Di situ, nampak logika perbandingan tidak relevan. Tidak mendapat proposionalitasnya. Logika yang mestinya dipakai adalah tidak men-generalisasi sebaliknya coba menempatkan masing-masing realitas itu ke dalam kerangka yang fungsional (unik dan khas), di mana masing-masing konteks itu berbeda, sehingga saling melengkapi. Yang perlu JK taruh dalam otaknya adalah jangan melulu berpikir konflik (perbandingan), tapi melihat bahwa keragaman itu ada untuk saling melengkapi (kerja sama).
Pada konteks itulah kita mestinya melihat realitas pendidikan dari masing-masing negara, bahkan daerah. Bahwa tidak ada kondisi pendidikan di negara manapun yang lebih baik dan lebih tinggi dari kualitas pendidikan negeri ini. Adalah fakta bahwa ada perbedaan (keunikan), namun perbedaan itu tidak sama dengan lantas membuat pendidikan negeri-negeri yang dikunjungi oleh utusan JK itu lebih baik dari kita. tidak! Pendidikan bangsa dan daerah ini baik dalam dirinya dan menurut ukuran yang ada dalam konteksnya.
Pendidikan Singapura, Malaysia, dan Thailand adalah berbeda dengan Indonesia. Maka, mestinya kita bisa saling belajar. Pun, tidak ada keharusan (apalagi memaksa diri) bagi kita untuk menjadikan kondisi pendidikan mereka sebagai ukuran ideal, sebaliknya demikian juga dengan mereka terhadap kondisi pendidikan kita. Kalaupun terjadi persentuhan (perjumpaan), yang harus terjadi adalah saling belajar dan melengkapi. Bukan seperti logika JK:kita harus mengikuti mereka.
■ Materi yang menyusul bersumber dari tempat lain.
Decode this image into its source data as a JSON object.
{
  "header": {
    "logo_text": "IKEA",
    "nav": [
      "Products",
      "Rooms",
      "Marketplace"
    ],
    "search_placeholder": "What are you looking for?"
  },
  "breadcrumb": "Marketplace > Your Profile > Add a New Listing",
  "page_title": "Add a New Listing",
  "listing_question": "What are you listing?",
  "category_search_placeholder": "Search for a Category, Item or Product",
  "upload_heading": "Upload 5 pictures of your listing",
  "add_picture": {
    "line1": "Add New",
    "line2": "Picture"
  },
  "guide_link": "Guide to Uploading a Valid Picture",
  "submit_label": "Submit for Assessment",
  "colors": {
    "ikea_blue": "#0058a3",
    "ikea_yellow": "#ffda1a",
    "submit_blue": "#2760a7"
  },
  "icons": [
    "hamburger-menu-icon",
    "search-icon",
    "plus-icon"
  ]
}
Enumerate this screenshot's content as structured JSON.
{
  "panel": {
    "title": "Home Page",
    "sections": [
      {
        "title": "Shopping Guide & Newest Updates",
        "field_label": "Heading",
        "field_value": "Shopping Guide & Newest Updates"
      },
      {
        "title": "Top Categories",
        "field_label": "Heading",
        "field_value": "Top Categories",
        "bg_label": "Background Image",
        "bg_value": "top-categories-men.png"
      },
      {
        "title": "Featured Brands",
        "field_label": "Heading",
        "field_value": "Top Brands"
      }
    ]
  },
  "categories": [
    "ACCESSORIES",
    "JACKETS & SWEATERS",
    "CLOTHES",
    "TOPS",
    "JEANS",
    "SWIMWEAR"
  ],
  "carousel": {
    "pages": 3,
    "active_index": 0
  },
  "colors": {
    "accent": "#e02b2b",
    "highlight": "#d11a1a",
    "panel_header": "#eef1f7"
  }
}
Melihat pendidikan negara lain lalu mengatakan bahwa pendidikan di suatu negara itu lebih baik dan harus ditiru oleh kita sebagai bentuk ideal adalah keliru bahkan mitos. Karena sampai kapan pun, kita tidak akan bisa menjadi seperti mereka, pun sebaliknya. Kita ya, tetap kita. Dan mereka, ya, tetap mereka. Kita berbeda, jadi jangan memaksakan diri untuk menjadi seperti mereka.
Selain dalam soal tempat ibadah, salah satu komentar JK yang juga dangkal dan agak ngawur adalah mengenai UN ini. Sekali JK sudah mulai nampak payah!